Maybe, But Probably Not
This page on the NASA web site tells us a lot. Generally, NASA media is free to use, so they won't be getting any money from it:
NASA content - images, audio, video, and computer files used in the rendition of 3-dimensional models, such as texture maps and polygon data in any format - generally are not copyrighted. You may use this material for educational or informational purposes, including photo collections, textbooks, public exhibits, computer graphical simulations and Internet Web pages. This general permission extends to personal Web pages.
News outlets, schools, and text-book authors may use NASA content without needing explicit permission. NASA content used in a factual manner that does not imply endorsement may be used without needing explicit permission. NASA should be acknowledged as the source of the material. NASA occasionally uses copyrighted material by permission on its website. Those images will be marked copyright with the name of the copyright holder. NASA's use does not convey any rights to others to use the same material. Those wishing to use copyrighted material must contact the copyright holder directly.
Commercial projects that want to use NASA media, however, have different rules:
Feature film and fictional film projects
A formal agreement is often required when there is a need to lay out what is expected of both parties in terms of shoots, clearances, protection of NASA's appearance in a fictional storyline, etc. An agreement may also be needed when the parties plan for an on-going collaboration for education or outreach activities beyond routine appearances or interviews.
After providing a signed NASA Non-Disclosure Agreement, NASA reviews a script to assess participation in a project. In some cases, clearances for use of the NASA Insignia and other identifiers, footage, still imagery and other NASA assets; details of shoots; post assistance and when appropriate; outreach leading to release of the film; are also addressed.
NASA does provide publicly available film footage and imagery regardless of involvement in a particular production.
So the next question is whether these agreements are revenue-generating. Legally, they could be, but in practice, they probably aren't. Here are the types of agreements NASA may enter into: https://technology-larc.ndc.nasa.gov/partnership-info/space-act-agreement
If NASA enters into a reimbursable agreement with a production company, then they will generate some revenue from that agreement. However, this report suggests NASA may be too often entering into non-reimbursable agreements when it could be getting reimbursement.

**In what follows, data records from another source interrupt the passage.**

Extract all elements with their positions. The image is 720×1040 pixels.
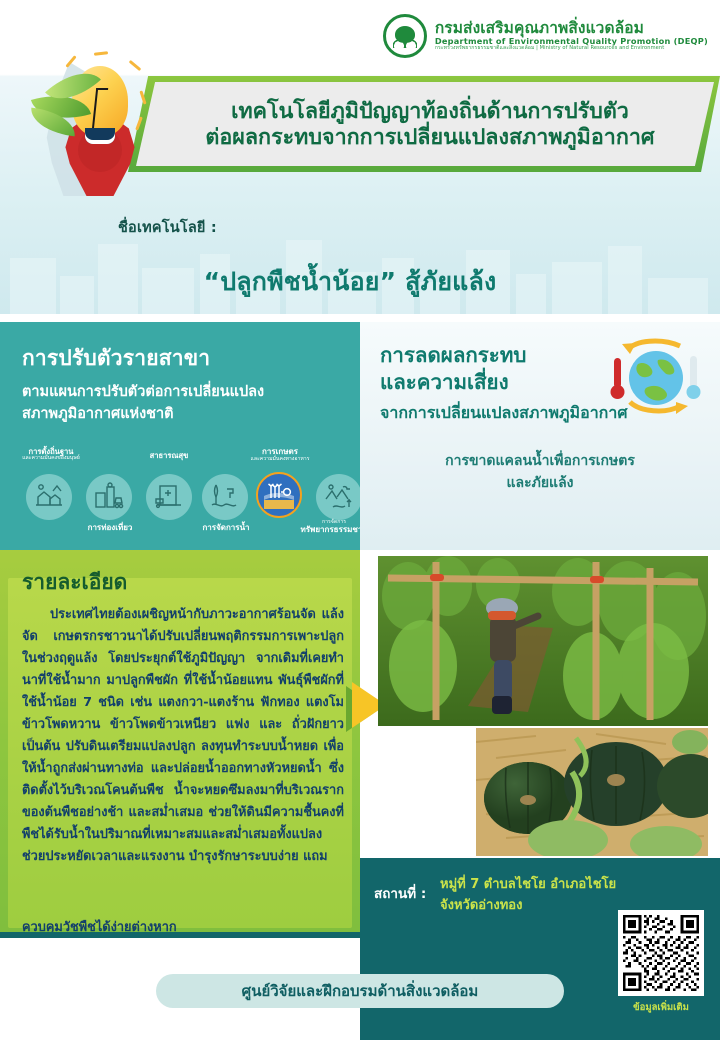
sector-icon-tourism-city-car-icon[interactable] <box>86 474 132 520</box>
sector-icon-agriculture-wheat-field-icon[interactable] <box>256 472 302 518</box>
location-line1: หมู่ที่ 7 ตำบลไชโย อำเภอไชโย <box>440 874 640 895</box>
water-management-river-tap-icon <box>209 481 241 513</box>
technology-label: ชื่อเทคโนโลยี : <box>118 216 217 239</box>
sector-icon-settlement-houses-icon[interactable] <box>26 474 72 520</box>
qr-code-matrix <box>623 915 699 991</box>
sector-icon-natural-resources-mountain-icon[interactable] <box>316 474 362 520</box>
ray-icon <box>65 55 76 68</box>
ray-icon <box>94 51 108 55</box>
settlement-houses-icon <box>33 481 65 513</box>
sector-caption-3: การจัดการน้ำ <box>184 524 268 533</box>
sector-caption-2: สาธารณสุข <box>130 452 208 460</box>
agriculture-wheat-field-icon <box>262 478 296 512</box>
location-value: หมู่ที่ 7 ตำบลไชโย อำเภอไชโย จังหวัดอ่าง… <box>440 874 640 917</box>
globe-arrows-svg <box>606 336 702 420</box>
bulb-base-icon <box>85 128 115 144</box>
globe-thermometer-climate-icon <box>606 336 702 420</box>
sector-icon-water-management-river-tap-icon[interactable] <box>202 474 248 520</box>
detail-title: รายละเอียด <box>22 566 127 599</box>
page-title-line1: เทคโนโลยีภูมิปัญญาท้องถิ่นด้านการปรับตัว <box>231 99 629 125</box>
sector-panel-heading: การปรับตัวรายสาขา <box>22 342 342 375</box>
photo-2-illustration <box>476 728 708 856</box>
footer-banner: ศูนย์วิจัยและฝึกอบรมด้านสิ่งแวดล้อม <box>156 974 564 1008</box>
mitigation-panel: การลดผลกระทบ และความเสี่ยง จากการเปลี่ยน… <box>360 322 720 550</box>
location-label: สถานที่ : <box>374 882 426 904</box>
tourism-city-car-icon <box>93 481 125 513</box>
farmer-in-cucumber-trellis-field <box>378 556 708 726</box>
mitigation-risk-text: การขาดแคลนน้ำเพื่อการเกษตร และภัยแล้ง <box>360 450 720 495</box>
detail-body-text: ประเทศไทยต้องเผชิญหน้ากับภาวะอากาศร้อนจั… <box>22 604 344 868</box>
green-pumpkins-on-straw-mulch <box>476 728 708 856</box>
sector-caption-1: การท่องเที่ยว <box>68 524 152 533</box>
natural-resources-mountain-icon <box>323 481 355 513</box>
technology-name: “ปลูกพืชน้ำน้อย” สู้ภัยแล้ง <box>0 262 700 302</box>
public-health-hospital-icon <box>153 481 185 513</box>
qr-caption: ข้อมูลเพิ่มเติม <box>612 1000 710 1015</box>
photo-1-illustration <box>378 556 708 726</box>
sector-panel-sub-line1: ตามแผนการปรับตัวต่อการเปลี่ยนแปลง <box>22 382 342 404</box>
ray-icon <box>129 60 142 71</box>
sector-icon-public-health-hospital-icon[interactable] <box>146 474 192 520</box>
poster-root: กรมส่งเสริมคุณภาพสิ่งแวดล้อม Department … <box>0 0 720 1040</box>
location-line2: จังหวัดอ่างทอง <box>440 895 640 916</box>
risk-line2: และภัยแล้ง <box>360 472 720 494</box>
ray-icon <box>135 116 143 130</box>
footer-label: ศูนย์วิจัยและฝึกอบรมด้านสิ่งแวดล้อม <box>242 979 479 1003</box>
qr-code-icon[interactable] <box>618 910 704 996</box>
sector-panel-sub-line2: สภาพภูมิอากาศแห่งชาติ <box>22 404 342 426</box>
risk-line1: การขาดแคลนน้ำเพื่อการเกษตร <box>360 450 720 472</box>
sector-caption-0: การตั้งถิ่นฐาน และความมั่นคงของมนุษย์ <box>8 448 94 462</box>
page-title-line2: ต่อผลกระทบจากการเปลี่ยนแปลงสภาพภูมิอากาศ <box>205 125 654 151</box>
sector-icon-row: การตั้งถิ่นฐาน และความมั่นคงของมนุษย์ กา… <box>6 448 358 548</box>
page-title: เทคโนโลยีภูมิปัญญาท้องถิ่นด้านการปรับตัว… <box>150 86 710 164</box>
sector-caption-4: การเกษตร และความมั่นคงทางอาหาร <box>234 448 326 462</box>
ray-icon <box>139 90 146 104</box>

Regarding the first comment:
I found the following listing in this very long list of active agreements in June 2017:
338 24469 The Hollywood Black Film Festival THE PRODUCTION OF NASA THEMED SCIENCE FICTION FILM CONCEPTS 1/23/2017 1/23/2022 Non-Reimbursable $8,700 GSFC SAA5-17-1-N24469
360 18326 New York Film Academy James Webb Space Telescope Visual Storytelling 10/27/2014 10/27/2017 Non-Reimbursable $1,000 GSFC SAA5-2014-3-N18326
381 22569 Twentieth Century Fox Hidden Figures, 20th Century Fox Film 3/11/2016 3/11/2021 Non-Reimbursable $5,000 HQ 22569
387 19963 IMAX SPACEWORKS LTD. THE FILMING OF “A Perfect Planet” (working title) 3/3/2014 3/3/2019 Non-Reimbursable ----- HQ
636 17011 Houston Cinema Arts Society HCAS Film Festival 2/23/2015 2/22/2019 Non-Reimbursable $216,433 JSC SAA-OA-14-17011
398 14450 Evans & Sutherland Computer Corporation Planetarium Full-Dome Video Agreement 11/20/2013 11/20/2018 Non-Reimbursable ----- HQ
832 24363 Gloucester High School Video Production 12/8/2016 12/8/2017 Non-Reimbursable $11,843 LaRC SAA1-24362, Annex 1
If you scroll to the right, you'll see that none of them are reimbursable, not even the feature film Hidden Figures by 20th Century Fox.